On Wednesday, longer-term Swedish market interest rates fell by around 0.10–0.20 percentage points. Shorter-term interest rates also fell. Interest rates affect banks' borrowing costs and several lenders referred to rising market interest rates when they chose to raise their mortgage rates in March.
"The war in the Middle East is shaking up the financial markets, which has led to a sharp rise in market interest rates with longer maturities. Unfortunately, this means that we are forced to raise fixed mortgage interest rates," wrote the state mortgage bank SBAB in a press release in March.
Review the interest rates
It now remains to be seen how mortgage lenders choose to act after market interest rates fall.
The banks have to make these decisions themselves. But I can say that if the banks' financing costs are lower, it is also natural for them to review their interest rates for customers and offer competitive terms, says Langemark.

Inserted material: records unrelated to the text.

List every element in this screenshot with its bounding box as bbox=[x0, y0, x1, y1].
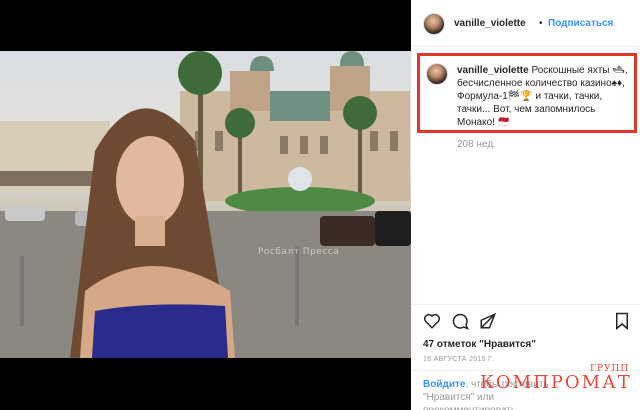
share-icon[interactable] bbox=[479, 312, 497, 330]
like-heart-icon[interactable] bbox=[423, 312, 441, 330]
post-age[interactable]: 208 нед. bbox=[457, 139, 496, 150]
likes-count[interactable]: 47 отметок "Нравится" bbox=[423, 339, 536, 350]
caption-highlight-box: vanille_violette Роскошные яхты 🛥, бесчи… bbox=[417, 53, 637, 133]
post-header: vanille_violette • Подписаться bbox=[411, 0, 640, 47]
author-username[interactable]: vanille_violette bbox=[454, 18, 526, 29]
follow-button[interactable]: Подписаться bbox=[548, 18, 613, 29]
bookmark-icon[interactable] bbox=[613, 312, 631, 330]
avatar[interactable] bbox=[423, 13, 445, 35]
action-bar bbox=[423, 312, 633, 332]
caption: vanille_violette Роскошные яхты 🛥, бесчи… bbox=[457, 64, 635, 129]
login-link[interactable]: Войдите bbox=[423, 379, 465, 390]
caption-avatar[interactable] bbox=[426, 63, 448, 85]
photo-pane: Росбалт Пресса bbox=[0, 0, 411, 410]
caption-username[interactable]: vanille_violette bbox=[457, 65, 529, 76]
separator-dot: • bbox=[539, 18, 543, 29]
brand-logo: КОМПРОМАТ bbox=[480, 372, 632, 393]
post-date: 16 АВГУСТА 2015 Г. bbox=[423, 356, 494, 363]
monaco-photo-illustration bbox=[0, 51, 411, 358]
post-photo[interactable]: Росбалт Пресса bbox=[0, 51, 411, 358]
divider bbox=[411, 304, 640, 305]
post-side-panel: vanille_violette • Подписаться vanille_v… bbox=[411, 0, 640, 410]
photo-watermark: Росбалт Пресса bbox=[258, 247, 340, 257]
comment-icon[interactable] bbox=[451, 312, 469, 330]
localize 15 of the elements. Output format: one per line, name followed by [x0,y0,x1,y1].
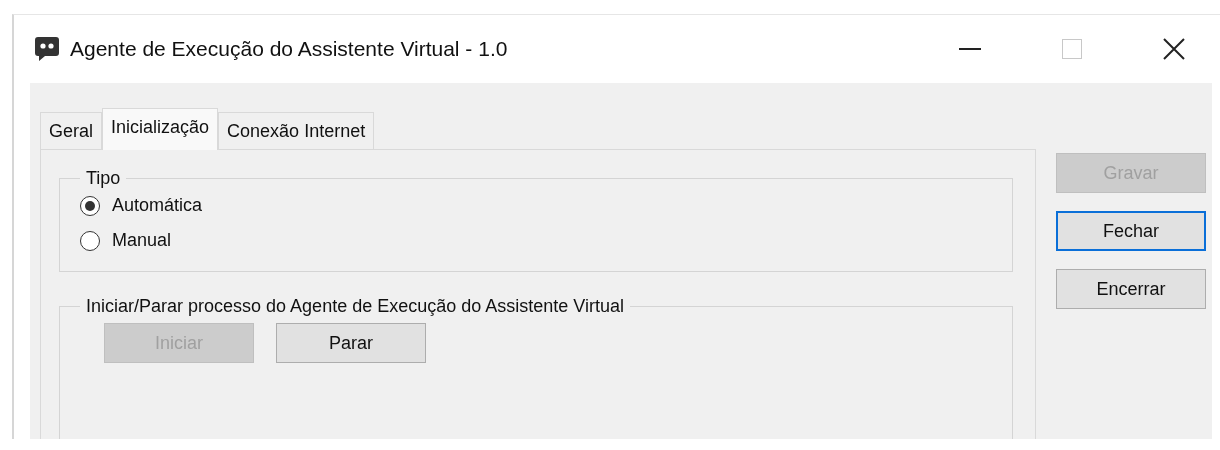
radio-label[interactable]: Automática [112,195,203,216]
group-title: Tipo [85,168,122,189]
radio-label[interactable]: Manual [112,230,172,251]
radio-button[interactable] [80,195,100,216]
dialog-button[interactable]: Encerrar [1056,269,1206,309]
dialog-button[interactable]: Fechar [1056,211,1206,251]
radio-button[interactable] [80,230,100,251]
process-button[interactable]: Parar [276,323,426,363]
tab[interactable]: Geral [40,112,102,149]
chat-bot-icon [34,35,60,63]
close-icon[interactable] [1163,38,1185,60]
window-title: Agente de Execução do Assistente Virtual - 1.0 [70,37,509,61]
tab[interactable]: Conexão Internet [218,112,375,149]
tab[interactable]: Inicialização [102,108,219,150]
group-title: Iniciar/Parar processo do Agente de Execução do Assistente Virtual [85,296,625,317]
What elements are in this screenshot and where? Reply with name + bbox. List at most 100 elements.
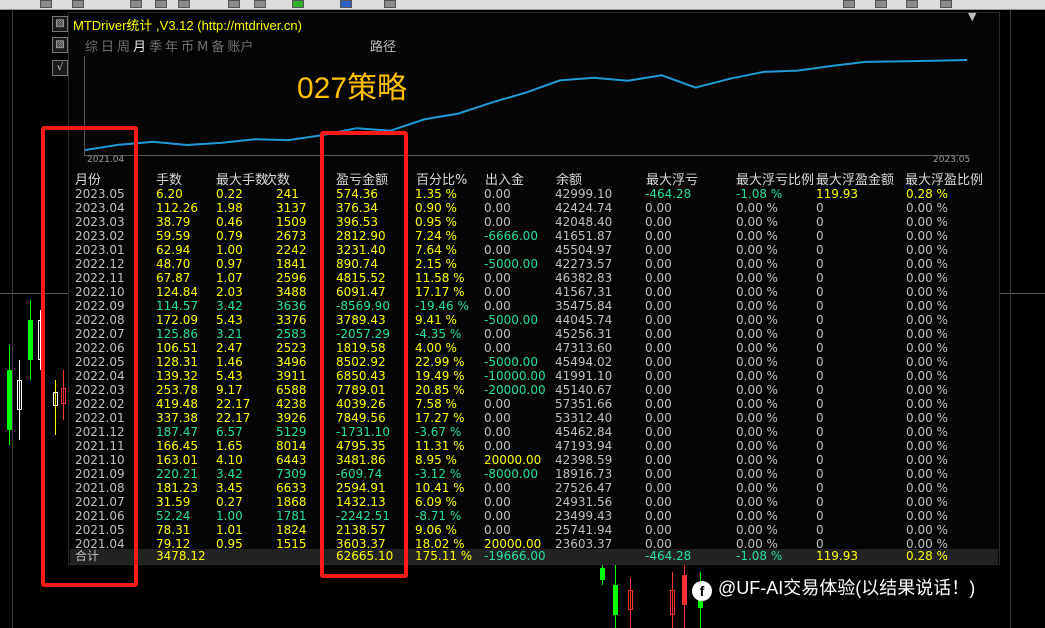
cell-lots: 181.23 (156, 481, 198, 495)
terminal-toolbar (0, 0, 1045, 10)
cell-maxlosspct: 0.00 % (736, 327, 778, 341)
toolbar-button-icon[interactable] (72, 0, 84, 8)
cell-maxfloatpct: 0.00 % (906, 327, 948, 341)
add-icon[interactable] (292, 0, 304, 8)
table-row[interactable]: 2022.07 125.86 3.21 2583 -2057.29 -4.35 % 0.00… (70, 327, 1000, 341)
strategy-label: 027策略 (297, 72, 408, 105)
table-row[interactable]: 2021.11 166.45 1.65 8014 4795.35 11.31 % 0.00 4… (70, 439, 1000, 453)
table-row[interactable]: 2022.08 172.09 5.43 3376 3789.43 9.41 % -5000.… (70, 313, 1000, 327)
column-header[interactable]: 余额 (556, 169, 582, 188)
tab-7[interactable]: M (197, 40, 208, 55)
table-row[interactable]: 2021.09 220.21 3.42 7309 -609.74 -3.12 % -8000… (70, 467, 1000, 481)
toolbar-button-icon[interactable] (155, 0, 167, 8)
toolbar-button-icon[interactable] (906, 0, 918, 8)
table-row[interactable]: 2021.12 187.47 6.57 5129 -1731.10 -3.67 % 0.00… (70, 425, 1000, 439)
table-row[interactable]: 2023.04 112.26 1.98 3137 376.34 0.90 % 0.00 424… (70, 201, 1000, 215)
column-header[interactable]: 手数 (156, 169, 182, 188)
tab-6[interactable]: 币 (181, 36, 194, 55)
table-row[interactable]: 2023.01 62.94 1.00 2242 3231.40 7.64 % 0.00 455… (70, 243, 1000, 257)
table-row[interactable]: 2022.03 253.78 9.17 6588 7789.01 20.85 % -2000… (70, 383, 1000, 397)
watermark-text: @UF-AI交易体验(以结果说话！) (718, 578, 976, 598)
cell-maxloss: 0.00 (645, 201, 672, 215)
column-header[interactable]: 最大手数 (216, 169, 268, 188)
cell-bal: 57351.66 (555, 397, 613, 411)
column-header[interactable]: 出入金 (485, 169, 524, 188)
total-maxlosspct: -1.08 % (736, 549, 783, 563)
toolbar-button-icon[interactable] (228, 0, 240, 8)
table-row[interactable]: 2022.02 419.48 22.17 4238 4039.26 7.58 % 0.00 5… (70, 397, 1000, 411)
table-row[interactable]: 2021.07 31.59 0.27 1868 1432.13 6.09 % 0.00 249… (70, 495, 1000, 509)
toolbar-button-icon[interactable] (130, 0, 142, 8)
candle (17, 380, 22, 410)
column-header[interactable]: 最大浮亏比例 (736, 169, 814, 188)
table-row[interactable]: 2022.04 139.32 5.43 3911 6850.43 19.49 % -1000… (70, 369, 1000, 383)
checkmark-icon[interactable]: √ (52, 60, 68, 76)
tab-4[interactable]: 季 (149, 36, 162, 55)
table-row[interactable]: 2022.01 337.38 22.17 3926 7849.56 17.27 % 0.00… (70, 411, 1000, 425)
candle (670, 590, 675, 615)
tab-0[interactable]: 综 (85, 36, 98, 55)
column-header[interactable]: 次数 (264, 169, 290, 188)
cell-maxlot: 2.47 (216, 341, 243, 355)
cell-lots: 163.01 (156, 453, 198, 467)
cell-maxlot: 3.45 (216, 481, 243, 495)
cell-lots: 128.31 (156, 355, 198, 369)
table-row[interactable]: 2021.05 78.31 1.01 1824 2138.57 9.06 % 0.00 257… (70, 523, 1000, 537)
table-row[interactable]: 2022.06 106.51 2.47 2523 1819.58 4.00 % 0.00 47… (70, 341, 1000, 355)
cell-maxfloatpct: 0.00 % (906, 285, 948, 299)
tab-path[interactable]: 路径 (370, 36, 396, 55)
side-button-icon[interactable]: ▧ (52, 37, 68, 53)
cell-maxlot: 4.10 (216, 453, 243, 467)
column-header[interactable]: 最大浮盈比例 (905, 169, 983, 188)
tab-8[interactable]: 备 (211, 36, 224, 55)
table-row[interactable]: 2022.05 128.31 1.46 3496 8502.92 22.99 % -5000… (70, 355, 1000, 369)
cell-lots: 52.24 (156, 509, 191, 523)
cell-lots: 62.94 (156, 243, 191, 257)
table-row[interactable]: 2023.05 6.20 0.22 241 574.36 1.35 % 0.00 42999.… (70, 187, 1000, 201)
tab-5[interactable]: 年 (165, 36, 178, 55)
column-header[interactable]: 最大浮亏 (646, 169, 698, 188)
tab-3[interactable]: 月 (133, 36, 146, 55)
column-header[interactable]: 最大浮盈金额 (816, 169, 894, 188)
cell-io: -5000.00 (484, 257, 538, 271)
table-row[interactable]: 2021.08 181.23 3.45 6633 2594.91 10.41 % 0.00 2… (70, 481, 1000, 495)
table-row[interactable]: 2021.10 163.01 4.10 6443 3481.86 8.95 % 20000.… (70, 453, 1000, 467)
cell-maxfloat: 0 (816, 257, 824, 271)
toolbar-button-icon[interactable] (384, 0, 396, 8)
cell-count: 1824 (276, 523, 307, 537)
tab-2[interactable]: 周 (117, 36, 130, 55)
cell-bal: 46382.83 (555, 271, 613, 285)
cell-maxloss: 0.00 (645, 509, 672, 523)
toolbar-button-icon[interactable] (843, 0, 855, 8)
table-row[interactable]: 2021.06 52.24 1.00 1781 -2242.51 -8.71 % 0.00 2… (70, 509, 1000, 523)
toolbar-button-icon[interactable] (178, 0, 190, 8)
cell-lots: 114.57 (156, 299, 198, 313)
cell-count: 241 (276, 187, 299, 201)
cell-count: 3926 (276, 411, 307, 425)
close-icon[interactable]: ▼ (968, 10, 976, 23)
table-row[interactable]: 2023.03 38.79 0.46 1509 396.53 0.95 % 0.00 4204… (70, 215, 1000, 229)
table-row[interactable]: 2022.10 124.84 2.03 3488 6091.47 17.17 % 0.00 4… (70, 285, 1000, 299)
table-row[interactable]: 2023.02 59.59 0.79 2673 2812.90 7.24 % -6666.0… (70, 229, 1000, 243)
table-row[interactable]: 2022.09 114.57 3.42 3636 -8569.90 -19.46 % 0.0… (70, 299, 1000, 313)
highlight-box-month (41, 126, 138, 587)
cell-maxlot: 0.22 (216, 187, 243, 201)
cell-maxfloat: 0 (816, 523, 824, 537)
toolbar-button-icon[interactable] (254, 0, 266, 8)
toolbar-button-icon[interactable] (875, 0, 887, 8)
total-lots: 3478.12 (156, 549, 206, 563)
column-header[interactable]: 百分比% (416, 169, 467, 188)
toolbar-button-icon[interactable] (40, 0, 52, 8)
table-row[interactable]: 2022.12 48.70 0.97 1841 890.74 2.15 % -5000.00… (70, 257, 1000, 271)
cell-maxfloat: 0 (816, 215, 824, 229)
tab-1[interactable]: 日 (101, 36, 114, 55)
cell-maxfloat: 0 (816, 299, 824, 313)
toolbar-button-icon[interactable] (940, 0, 952, 8)
side-button-icon[interactable]: ▧ (52, 16, 68, 32)
cell-maxfloat: 0 (816, 341, 824, 355)
table-row[interactable]: 2022.11 67.87 1.07 2596 4815.52 11.58 % 0.00 46… (70, 271, 1000, 285)
cell-count: 2583 (276, 327, 307, 341)
tab-9[interactable]: 账户 (227, 36, 253, 55)
cell-maxlosspct: 0.00 % (736, 285, 778, 299)
toolbar-button-icon[interactable] (340, 0, 352, 8)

TT has asked the major banks and SBAB whether they will adjust their mortgage rates.
"We follow market developments and adapt to prevailing circumstances. We will communicate any changes to our mortgage or savings rates when a decision is made," wrote David Henriksson, press officer at SEB.
Similar messages are coming from competitors.
Passive customers
As a consumer, you should be vigilant, according to Moa Langemark at the Swedish Financial Supervisory Authority.
When interest rates fall, it's important to check how your bank is doing. If it's lagging behind and not taking action, and you see that other banks are starting to lower their interest rates, it's definitely time to look for a lender with better terms.
Langemark notes that banks have made historically high profits in recent quarters, and that this is a sign that consumers are too passive.
This indicates that we, as bank customers, need to become more active and question the banks and the offers they provide, and leave the bank if we feel that it is not acting in accordance with prevailing conditions.